See also  Orbit & Skyline to showcase semiconductor innovation at SEMICON India 2025

This excessive currency devaluation was mainly the result of a sharp increase in the price of crude oil in the international markets and record-high levels of capital outflows from the domestic equity markets. This rapid devaluation has previously been the cause of much speculation by several market analysts, with some even openly claiming that the currency was heading down towards the psychological point of 100 per dollar.

Revised forecasts and rebuilding reserves

Goldman Sachs has officially revised its currency forecasts in the wake of the new rules. The Wall Street bank has revised its three-month dollar to the rupee forecast higher to 96 from 97, a feat that marks the bank’s strongest dollar rate performance in weeks. 

The firm maintained that the 6-month forecast volumes are at the same levels as compared to the past month, with an expectation of 96. The firm further revised its 12-month forecast volume upwards to 97 from 96. The currency exhibited dynamic movements right after these forecasts were released, dropping by as much as 0.4% to 95.36 on Monday. This came on the heels of its largest one-day gain in more than two months on Friday.

Goldman Sachs explicitly warned market participants in connection with the foreign inflow package that they must not expect to witness extreme appreciation of the rupee in the spot market. The recent depreciation of the currency has been roughly on par with the performance of other energy-importing currencies around the neighborhood, analysts noted. 

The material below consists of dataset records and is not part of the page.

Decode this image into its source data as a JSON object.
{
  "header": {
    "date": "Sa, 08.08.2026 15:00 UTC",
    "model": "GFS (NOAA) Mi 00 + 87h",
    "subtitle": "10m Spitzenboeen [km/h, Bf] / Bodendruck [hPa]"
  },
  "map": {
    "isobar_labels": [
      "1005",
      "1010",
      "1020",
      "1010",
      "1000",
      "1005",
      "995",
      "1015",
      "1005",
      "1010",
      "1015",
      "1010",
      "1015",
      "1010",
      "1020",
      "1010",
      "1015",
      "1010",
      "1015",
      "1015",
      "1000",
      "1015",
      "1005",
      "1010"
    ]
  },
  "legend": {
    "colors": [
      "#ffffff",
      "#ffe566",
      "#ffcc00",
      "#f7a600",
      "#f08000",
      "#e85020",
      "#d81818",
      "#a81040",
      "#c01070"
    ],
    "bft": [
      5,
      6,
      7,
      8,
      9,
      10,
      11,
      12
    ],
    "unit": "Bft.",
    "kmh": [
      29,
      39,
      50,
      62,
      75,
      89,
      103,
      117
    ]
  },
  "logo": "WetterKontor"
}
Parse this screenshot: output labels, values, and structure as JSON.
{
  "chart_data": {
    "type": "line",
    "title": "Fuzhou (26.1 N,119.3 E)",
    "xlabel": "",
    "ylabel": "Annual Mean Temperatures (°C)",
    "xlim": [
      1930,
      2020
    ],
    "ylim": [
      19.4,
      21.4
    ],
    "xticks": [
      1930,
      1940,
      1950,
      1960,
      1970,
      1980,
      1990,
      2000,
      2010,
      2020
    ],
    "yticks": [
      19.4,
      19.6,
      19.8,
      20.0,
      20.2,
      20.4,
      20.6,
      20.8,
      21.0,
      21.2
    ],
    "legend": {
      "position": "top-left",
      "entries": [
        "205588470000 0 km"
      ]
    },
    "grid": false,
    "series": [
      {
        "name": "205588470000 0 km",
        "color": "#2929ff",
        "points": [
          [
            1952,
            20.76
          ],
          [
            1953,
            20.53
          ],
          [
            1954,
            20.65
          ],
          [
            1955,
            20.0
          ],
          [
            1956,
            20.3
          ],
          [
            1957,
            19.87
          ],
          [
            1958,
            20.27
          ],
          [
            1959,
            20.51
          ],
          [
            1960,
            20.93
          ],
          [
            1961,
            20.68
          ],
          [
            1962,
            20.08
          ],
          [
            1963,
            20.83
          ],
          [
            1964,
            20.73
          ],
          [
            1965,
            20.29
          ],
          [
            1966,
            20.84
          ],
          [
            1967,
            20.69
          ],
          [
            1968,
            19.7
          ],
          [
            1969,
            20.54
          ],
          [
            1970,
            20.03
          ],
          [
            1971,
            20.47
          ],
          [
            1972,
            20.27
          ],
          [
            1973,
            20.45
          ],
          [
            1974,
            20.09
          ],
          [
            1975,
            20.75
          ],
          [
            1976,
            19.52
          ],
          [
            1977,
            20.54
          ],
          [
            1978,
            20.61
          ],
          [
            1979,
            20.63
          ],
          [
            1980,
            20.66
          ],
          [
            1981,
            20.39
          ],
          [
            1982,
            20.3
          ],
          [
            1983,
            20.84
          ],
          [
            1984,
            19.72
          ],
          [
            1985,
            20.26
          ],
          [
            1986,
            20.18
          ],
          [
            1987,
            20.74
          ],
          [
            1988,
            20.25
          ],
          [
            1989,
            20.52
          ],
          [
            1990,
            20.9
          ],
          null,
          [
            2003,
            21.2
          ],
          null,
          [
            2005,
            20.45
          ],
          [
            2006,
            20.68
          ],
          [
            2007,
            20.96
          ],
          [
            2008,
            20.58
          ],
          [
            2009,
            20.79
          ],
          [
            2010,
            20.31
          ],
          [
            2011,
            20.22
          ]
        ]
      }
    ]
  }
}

The Wall Street firm has every reason to believe that any fresh capital inflows that it creates due to such policy steps will be explicitly used by the central bank for the reconstruction of protective foreign exchange reserve buffers and deliberately to unwind short forward book from the market, so that the rupee does not strengthen too fast.

See also  Bacancy Systems secured ₹40 crore in a Series A funding round led by Sabre Partners and Greenstone Capital

A significant change in the fundamentals of the rupee has also been made in favor of it on account of the shifting dynamics around geopolitics and yields. Since the outbreak of the Iran conflict, the carry of the rupee has risen significantly, said Goldman Sachs. The currency also has a higher return rate than other top-yielding Asian currencies, such as the Indonesian Rupiah and the Philippine peso. 

These changing market conditions have made the Indian currency look better known as one of the more undervalued emerging market currencies relative to the U.S dollar in the high-yield carry asset complex. International asset managers have a growing case to make to fully bring the rupee into diverse asset baskets, say financial experts.

Conclusion

The delicate course being navigated by the Reserve Bank of India (RBI) has thereby reshaped the immediate trajectory of the domestic rupee currency from an era of speculatory fragility to one of controlled stability. Policymakers focusing on capital flight have been able to create a framework that can attract billions of dollars in foreign investment by offering tax breaks and increased debt options.

Goldman Sachs notes that these developments won’t cause the spot exchange rate to appreciate rapidly, but they do create an important platform to ensure its necessary safety. The rupee is poised for a change in its downtrend trajectory as the central bank intensifies its reserve-building operation, and the currency will become more attractive to global yield portfolios.